Not exactly the Freezer Bowl.

"We had season tickets for almost 30 years and when Mike went to play at Ohio State and his brother played soccer there, we couldn't go anymore," Carolyn Nugent says. "It was football on Saturday and soccer on Sunday. But we would still follow them and see how they were doing. I think Carson (Palmer) is a class act."

They haven't met Palmer yet. There is the matter first of winning the job. And Simmons has been watching more than made field goals. Even when the kickers are off by themselves and not working in a team period.

"How do they react when they miss?" Simmons asked. "What are the mannerisms when they miss? Obviously we can't simulate game conditions. We get as close as we can … eventually you can't turn it on and off. You have to make field goals in practice. If you don't, it eventually catches up to you in team periods and ultimately catches up to you in games.

"I told them the first day they got here, 'I'm watching you and everybody else is watching you. Everybody is watching every single kick that you take. Just because we're on another field don't think that nobody ain't watching. I'm watching everything.' It's all part of it. It all goes into deciding who is going to be our next kicker."

Nugent gets it. Like Rayner, he keeps a running dialogue with Simmons as they grapple trying to find the balance of getting enough work and resting the body.

"He tells us what's best for you is best for the team sort of thing," Nugent says. "I've cut back on my warmups before a game. It's one thing to get loose. But you don't have to go crazy and have 40 kicks.

"Honestly, if they had made a decision by now, I think they would have done it. The game means a lot, but it's how we kicked the ball today (in practice), how we kicked the ball yesterday. It's like Coach said, 'In this industry you're being evaluated every time you step on the field.' It holds true for every position on the field."

Hometowns can do funny things to pro athletes. The distractions can kill them, but Nugent loves it. "A lot of my buddies already have season tickets," he said. "The support has been unbelievable. It's been a lot of fun."

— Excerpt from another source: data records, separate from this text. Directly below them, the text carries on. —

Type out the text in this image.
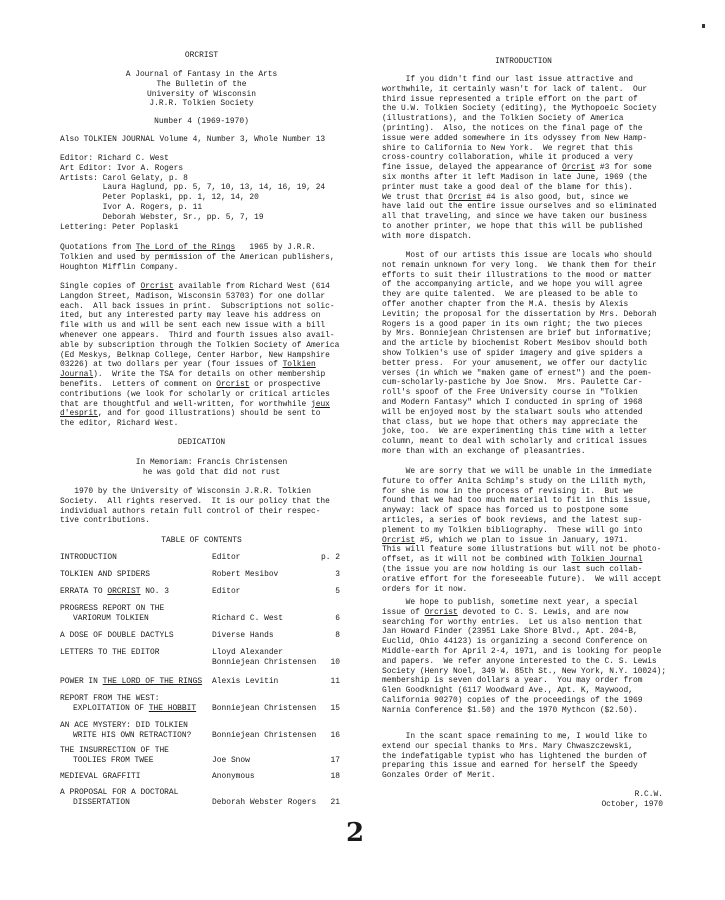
ORCRIST
A Journal of Fantasy in the Arts
The Bulletin of the
University of Wisconsin
J.R.R. Tolkien Society
Number 4 (1969-1970)
Also TOLKIEN JOURNAL Volume 4, Number 3, Whole Number 13
Editor: Richard C. West
Art Editor: Ivor A. Rogers
Artists: Carol Gelaty, p. 8
Laura Haglund, pp. 5, 7, 10, 13, 14, 16, 19, 24
Peter Poplaski, pp. 1, 12, 14, 20
Ivor A. Rogers, p. 11
Deborah Webster, Sr., pp. 5, 7, 19
Lettering: Peter Poplaski
Quotations from The Lord of the Rings   1965 by J.R.R.
Tolkien and used by permission of the American publishers,
Houghton Mifflin Company.
Single copies of Orcrist available from Richard West (614
Langdon Street, Madison, Wisconsin 53703) for one dollar
each.  All back issues in print.  Subscriptions not solic-
ited, but any interested party may leave his address on
file with us and will be sent each new issue with a bill
whenever one appears.  Third and fourth issues also avail-
able by subscription through the Tolkien Society of America
(Ed Meskys, Belknap College, Center Harbor, New Hampshire
03226) at two dollars per year (four issues of Tolkien
Journal).  Write the TSA for details on other membership
benefits.  Letters of comment on Orcrist or prospective
contributions (we look for scholarly or critical articles
that are thoughtful and well-written, for worthwhile jeux
d'esprit, and for good illustrations) should be sent to
the editor, Richard West.
DEDICATION
In Memoriam: Francis Christensen
he was gold that did not rust
1970 by the University of Wisconsin J.R.R. Tolkien
Society.  All rights reserved.  It is our policy that the
individual authors retain full control of their respec-
tive contributions.
TABLE OF CONTENTS
INTRODUCTION	Editor	p. 2
TOLKIEN AND SPIDERS	Robert Mesibov	3
ERRATA TO ORCRIST NO. 3	Editor	5
PROGRESS REPORT ON THE
VARIORUM TOLKIEN	Richard C. West	6
A DOSE OF DOUBLE DACTYLS	Diverse Hands	8
LETTERS TO THE EDITOR	Lloyd Alexander
Bonniejean Christensen 10
POWER IN THE LORD OF THE RINGS Alexis Levitin	11
REPORT FROM THE WEST:
EXPLOITATION OF THE HOBBIT Bonniejean Christensen 15
AN ACE MYSTERY: DID TOLKIEN
WRITE HIS OWN RETRACTION?	Bonniejean Christensen 16
THE INSURRECTION OF THE
TOOLIES FROM TWEE	Joe Snow	17
MEDIEVAL GRAFFITI	Anonymous	18
A PROPOSAL FOR A DOCTORAL
DISSERTATION	Deborah Webster Rogers 21
INTRODUCTION
If you didn't find our last issue attractive and
worthwhile, it certainly wasn't for lack of talent.  Our
third issue represented a triple effort on the part of
the U.W. Tolkien Society (editing), the Mythopoeic Society
(illustrations), and the Tolkien Society of America
(printing).  Also, the notices on the final page of the
issue were added somewhere in its odyssey from New Hamp-
shire to California to New York.  We regret that this
cross-country collaboration, while it produced a very
fine issue, delayed the appearance of Orcrist #3 for some
six months after it left Madison in late June, 1969 (the
printer must take a good deal of the blame for this).
We trust that Orcrist #4 is also good, but, since we
have laid out the entire issue ourselves and so eliminated
all that traveling, and since we have taken our business
to another printer, we hope that this will be published
with more dispatch.
Most of our artists this issue are locals who should
not remain unknown for very long.  We thank them for their
efforts to suit their illustrations to the mood or matter
of the accompanying article, and we hope you will agree
they are quite talented.  We are pleased to be able to
offer another chapter from the M.A. thesis by Alexis
Levitin; the proposal for the dissertation by Mrs. Deborah
Rogers is a good paper in its own right; the two pieces
by Mrs. Bonniejean Christensen are brief but informative;
and the article by biochemist Robert Mesibov should both
show Tolkien's use of spider imagery and give spiders a
better press.  For your amusement, we offer our dactylic
verses (in which we "maken game of ernest") and the poem-
cum-scholarly-pastiche by Joe Snow.  Mrs. Paulette Car-
roll's spoof of the Free University course in "Tolkien
and Modern Fantasy" which I conducted in spring of 1968
will be enjoyed most by the stalwart souls who attended
that class, but we hope that others may appreciate the
joke, too.  We are experimenting this time with a letter
column, meant to deal with scholarly and critical issues
more than with an exchange of pleasantries.
We are sorry that we will be unable in the immediate
future to offer Anita Schimp's study on the Lilith myth,
for she is now in the process of revising it.  But we
found that we had too much material to fit in this issue,
anyway: lack of space has forced us to postpone some
articles, a series of book reviews, and the latest sup-
plement to my Tolkien bibliography.  These will go into
Orcrist #5, which we plan to issue in January, 1971.
This will feature some illustrations but will not be photo-
offset, as it will not be combined with Tolkien Journal
(the issue you are now holding is our last such collab-
orative effort for the foreseeable future).  We will accept
orders for it now.
We hope to publish, sometime next year, a special
issue of Orcrist devoted to C. S. Lewis, and are now
searching for worthy entries.  Let us also mention that
Jan Howard Finder (23951 Lake Shore Blvd., Apt. 204-B,
Euclid, Ohio 44123) is organizing a second Conference on
Middle-earth for April 2-4, 1971, and is looking for people
and papers.  We refer anyone interested to the C. S. Lewis
Society (Henry Noel, 349 W. 85th St., New York, N.Y. 10024);
membership is seven dollars a year.  You may order from
Glen Goodknight (6117 Woodward Ave., Apt. K, Maywood,
California 90270) copies of the proceedings of the 1969
Narnia Conference $1.50) and the 1970 Mythcon ($2.50).
In the scant space remaining to me, I would like to
extend our special thanks to Mrs. Mary Chwaszczewski,
the indefatigable typist who has lightened the burden of
preparing this issue and earned for herself the Speedy
Gonzales Order of Merit.
R.C.W.
October, 1970
2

It is nice when the hometown team is nice. The first day Nugent arrived one of the veterans who had bounced around the league a bit like him told him, "This is the best locker room I've ever been in. The guys are great. You're going to love it here."

"And he was right," Nugent said. "Everybody has been so nice and fun to be around."

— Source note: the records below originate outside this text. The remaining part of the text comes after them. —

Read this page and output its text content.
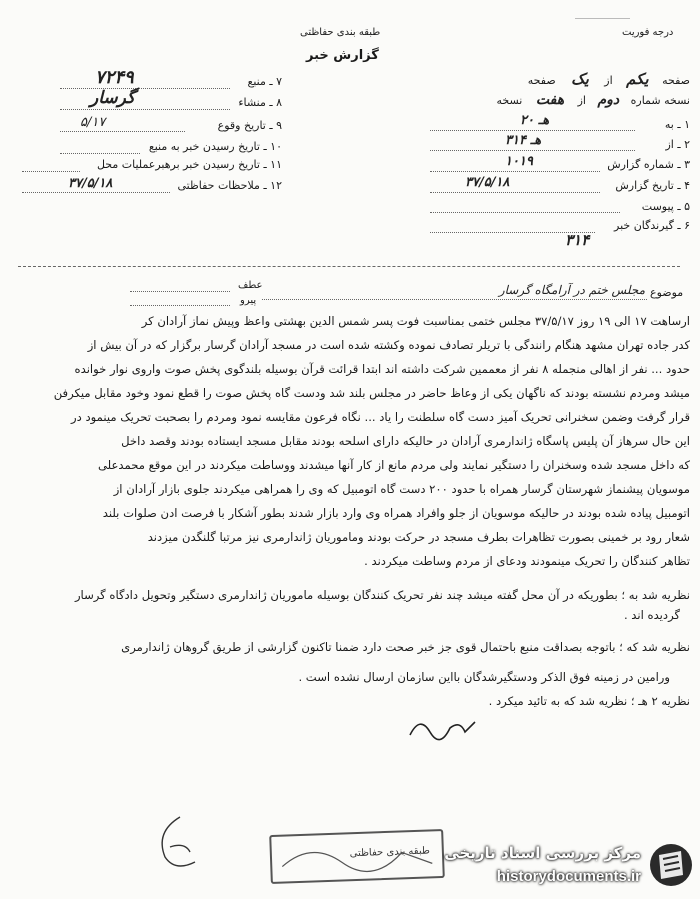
طبقه بندی حفاظتی
گزارش خبر
درجه فوریت
۷ ـ منبع
۷۲۴۹
۸ ـ منشاء
گرسار
۹ ـ تاریخ وقوع
۵/۱۷
۱۰ ـ تاریخ رسیدن خبر به منبع
۱۱ ـ تاریخ رسیدن خبر برهبرعملیات محل
۱۲ ـ ملاحظات حفاظتی
۳۷/۵/۱۸
صفحه یکم از یک صفحه
نسخه شماره دوم از هفت نسخه
۱ ـ به
۲۰ هـ
۲ ـ از
۳۱۴ هـ
۳ ـ شماره گزارش
۱۰۱۹
۴ ـ تاریخ گزارش
۳۷/۵/۱۸
۵ ـ پیوست
۶ ـ گیرندگان خبر
۳۱۴
عطف
پیرو
موضوع
مجلس ختم در آرامگاه گرسار
ارساهت ۱۷ الی ۱۹ روز ۳۷/۵/۱۷ مجلس ختمی بمناسبت فوت پسر شمس الدین بهشتی واعظ وپیش نماز آرادان کر
کدر جاده تهران مشهد هنگام رانندگی با تریلر تصادف نموده وکشته شده است در مسجد آرادان گرسار برگزار که در آن بیش از
حدود ... نفر از اهالی منجمله ۸ نفر از معممین شرکت داشته اند ابتدا قرائت قرآن بوسیله بلندگوی پخش صوت واروی نوار خوانده
میشد ومردم نشسته بودند که ناگهان یکی از وعاظ حاضر در مجلس بلند شد ودست گاه پخش صوت را قطع نمود وخود مقابل میکرفن
قرار گرفت وضمن سخنرانی تحریک آمیز دست گاه سلطنت را یاد ... نگاه فرعون مقایسه نمود ومردم را بصحبت تحریک مینمود در
این حال سرهاز آن پلیس پاسگاه ژاندارمری آرادان در حالیکه دارای اسلحه بودند مقابل مسجد ایستاده بودند وقصد داخل
که داخل مسجد شده وسخنران را دستگیر نمایند ولی مردم مانع از کار آنها میشدند ووساطت میکردند در این موقع محمدعلی
موسویان پیشنماز شهرستان گرسار همراه با حدود ۲۰۰ دست گاه اتومبیل که وی را همراهی میکردند جلوی بازار آرادان از
اتومبیل پیاده شده بودند در حالیکه موسویان از جلو وافراد همراه وی وارد بازار شدند بطور آشکار با فرصت ادن صلوات بلند
شعار رود بر خمینی بصورت تظاهرات بطرف مسجد در حرکت بودند وماموریان ژاندارمری نیز مرتبا گلنگدن میزدند
تظاهر کنندگان را تحریک مینمودند ودعای از مردم وساطت میکردند .
نظریه شد به ؛ بطوریکه در آن محل گفته میشد چند نفر تحریک کنندگان بوسیله ماموریان ژاندارمری دستگیر وتحویل دادگاه گرسار
گردیده اند .
نظریه شد که ؛ باتوجه بصداقت منبع باحتمال قوی جز خبر صحت دارد ضمنا تاکنون گزارشی از طریق گروهان ژاندارمری
ورامین در زمینه فوق الذکر ودستگیرشدگان بااین سازمان ارسال نشده است .
نظریه ۲ هـ ؛ نظریه شد که به تائید میکرد .
طبقه بندی حفاظتی مرکز بررسی اسناد تاریخی
historydocuments.ir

Of course, no one is probably having more fun than his parents. Like they did at Ohio State, they have gone to all the games.

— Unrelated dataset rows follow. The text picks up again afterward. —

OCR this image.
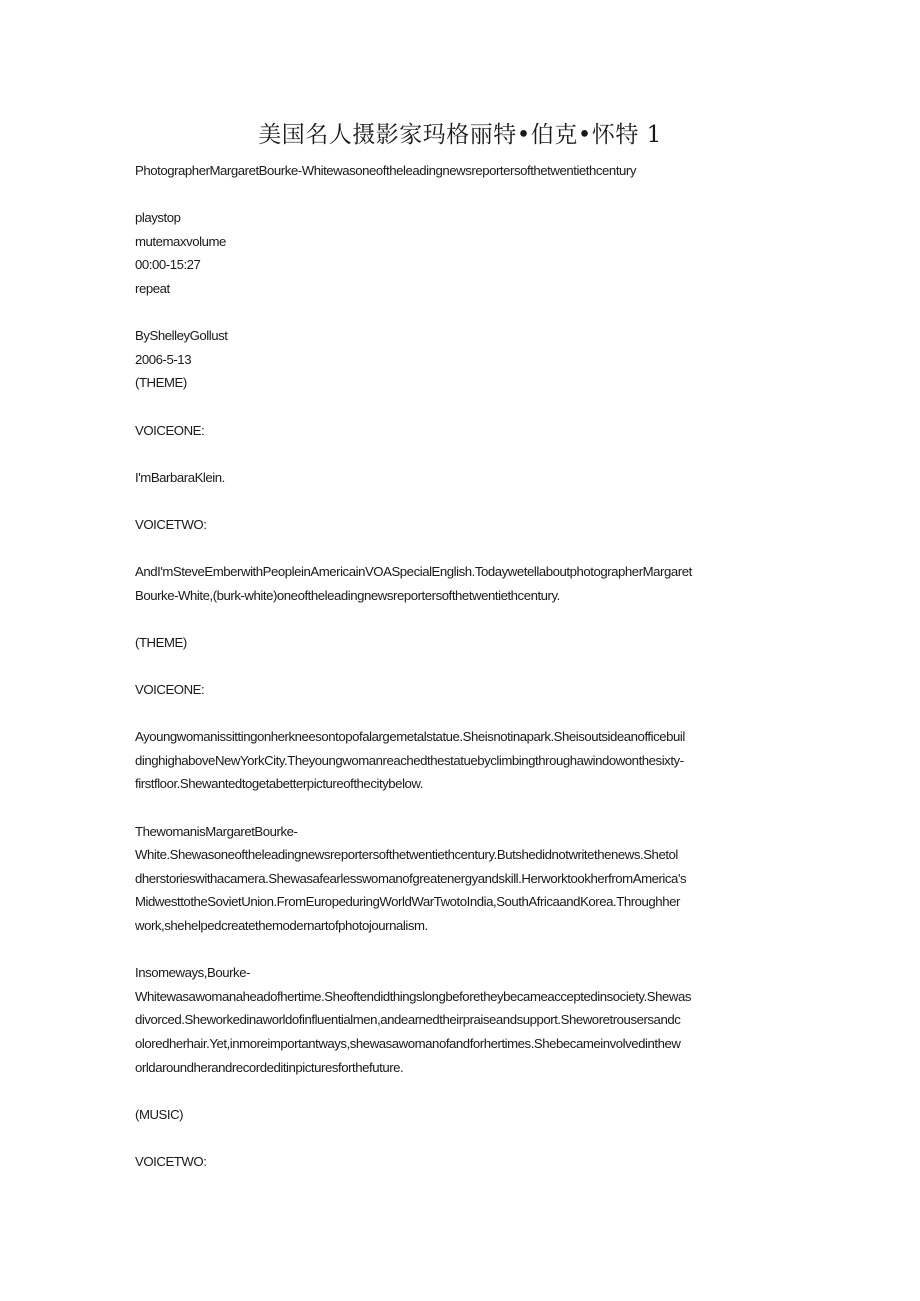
美国名人摄影家玛格丽特•伯克•怀特 1
PhotographerMargaretBourke-Whitewasoneoftheleadingnewsreportersofthetwentiethcentury
playstop
mutemaxvolume
00:00-15:27
repeat
ByShelleyGollust
2006-5-13
(THEME)
VOICEONE:
I'mBarbaraKlein.
VOICETWO:
AndI'mSteveEmberwithPeopleinAmericainVOASpecialEnglish.TodaywetellaboutphotographerMargaret
Bourke-White,(burk-white)oneoftheleadingnewsreportersofthetwentiethcentury.
(THEME)
VOICEONE:
Ayoungwomanissittingonherkneesontopofalargemetalstatue.Sheisnotinapark.Sheisoutsideanofficebuil
dinghighaboveNewYorkCity.Theyoungwomanreachedthestatuebyclimbingthroughawindowonthesixty-
firstfloor.Shewantedtogetabetterpictureofthecitybelow.
ThewomanisMargaretBourke-
White.Shewasoneoftheleadingnewsreportersofthetwentiethcentury.Butshedidnotwritethenews.Shetol
dherstorieswithacamera.Shewasafearlesswomanofgreatenergyandskill.HerworktookherfromAmerica's
MidwesttotheSovietUnion.FromEuropeduringWorldWarTwotoIndia,SouthAfricaandKorea.Throughher
work,shehelpedcreatethemodernartofphotojournalism.
Insomeways,Bourke-
Whitewasawomanaheadofhertime.Sheoftendidthingslongbeforetheybecameacceptedinsociety.Shewas
divorced.Sheworkedinaworldofinfluentialmen,andearnedtheirpraiseandsupport.Sheworetrousersandc
oloredherhair.Yet,inmoreimportantways,shewasawomanofandforhertimes.Shebecameinvolvedinthew
orldaroundherandrecordeditinpicturesforthefuture.
(MUSIC)
VOICETWO:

"When the (public address) announcer says, 'And now kicking off for the Cincinnati Bengals, Mike Nugent,' " Carolyn Nugent says, "it's like a dream come true. I can't hear it enough."

Carolyn can tick off her favorite Bengals as easily as she can name her four kids: "Boomer Esiason. We love Boomer. Kenny Anderson. Cris Collinsworth. My favorite player is Boomer. My husband's favorite is David Fulcher."

Dan, who played football at Wisconsin and Dayton in college, took Carolyn to Miami for Super Bowl XXIII while six-year-old Mike and his siblings stayed back home with family and friends.

Which brings her to her favorite Bengals moment.

"It has to be when we returned the kickoff for a touchdown in the Super Bowl and lost with 34 seconds left," she says. "That was terrible. So close. And there was Ickey Woods and 'The Ickey Shuffle.' We loved that."

She admits the past month has been stressful, but this is also a month she'll always have no matter what happens and she knows what it means for her son to put himself in this position. "He's worked so hard," she said.

Thirty years and four kids later, what has changed? The Nugents are going to a Bengals game Thursday night and it is going to be slightly warmer than the Freezer Bowl if the air conditioner isn't going full tilt. But they will probably get some chills knowing what it all means.

"Wouldn't miss it," Carolyn Nugent says as she is about to click off the phone.

A minute later she is back on the line.

"About my favorite Bengals moment," she says. "How about the day Mike Nugent signed with the Bengals?"